I learned recently that G&K is actually not a monopoly, the one other CA certified grey market emissions lab is J.K. Technologies in Baltimore, Maryland on the other side of the country. I have no idea why they're the only other one, but at some point in the past there was also NCDL which I believe worked with Canepa to get some 959s CA legal back in the day, but for whatever reason their certification lapsed and they can't do that work anymore. But yes, they're generally pretty unpleasant to work with and you need to be on guard with them. Document your car thoroughly before you drop it off, make sure the car is prepped as much as possible to reduce the time it spends there to the absolute minimum, document the car once you pick it up, etc. Personally I want to try and see if I can just send them the parts they need to modify for emissions compliance, then do the R&R with a mechanic of my choice to reduce risk further.

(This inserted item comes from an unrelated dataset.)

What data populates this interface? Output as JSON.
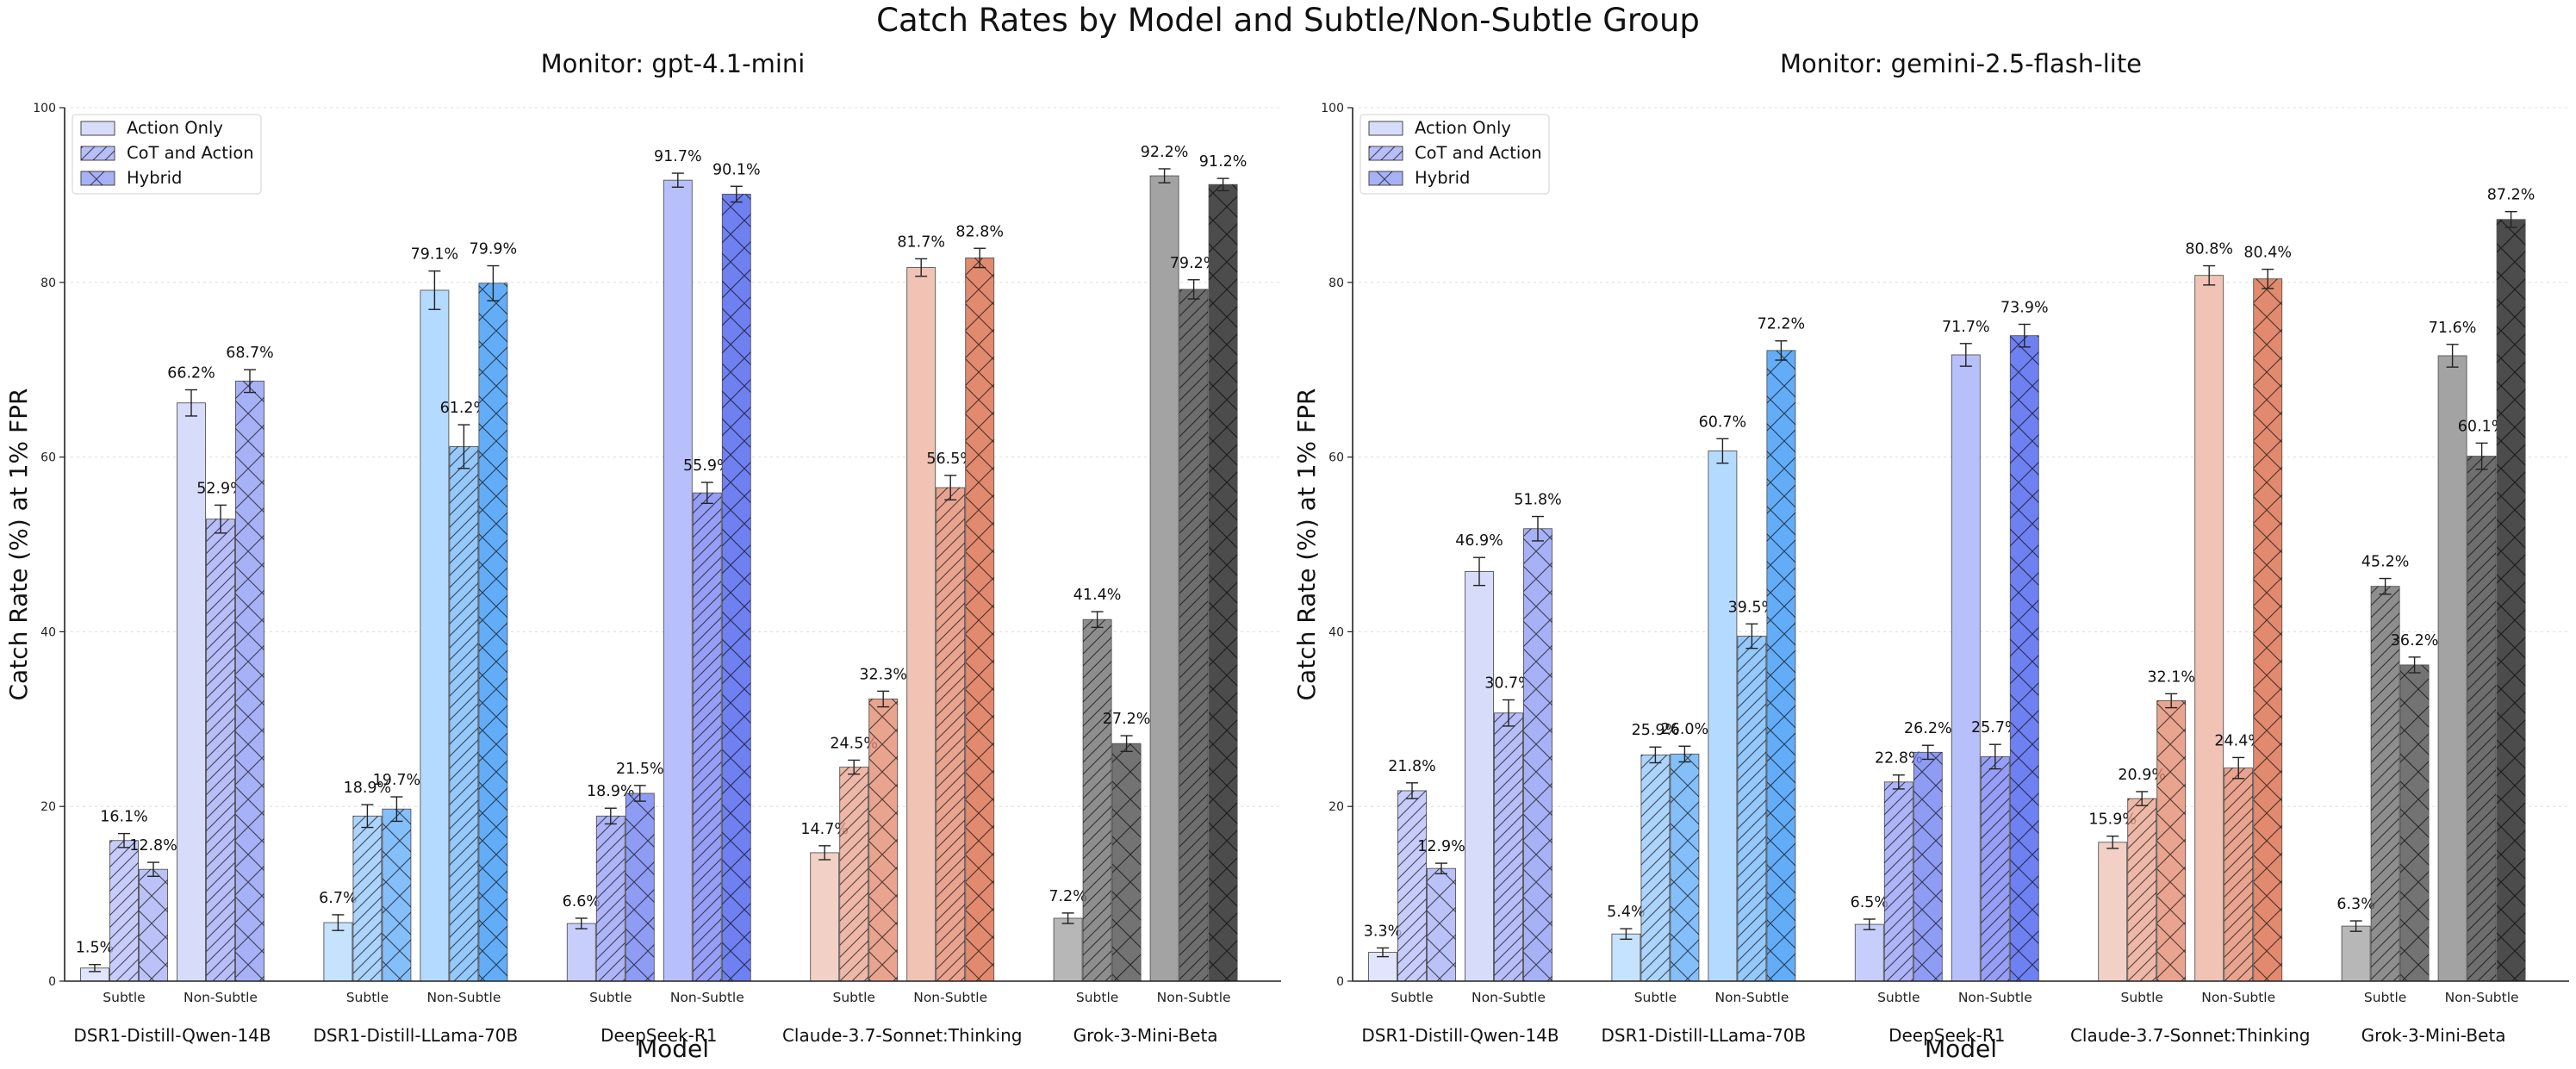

The coating is actually a pretty thick film of thermoplastic urethane to try and prevent rock chips from destroying Garage Yoshida's work respraying the car. I suspect the adhesives and whatever they put on the TPU to keep it from yellowing is what's causing the smell.

You may pass as-is, kind of hard to say at the moment. I would log the O2 voltage via consult and see if the engine is staying stoich where it matters, that will be a pretty important signal as to whether things will be ok or not.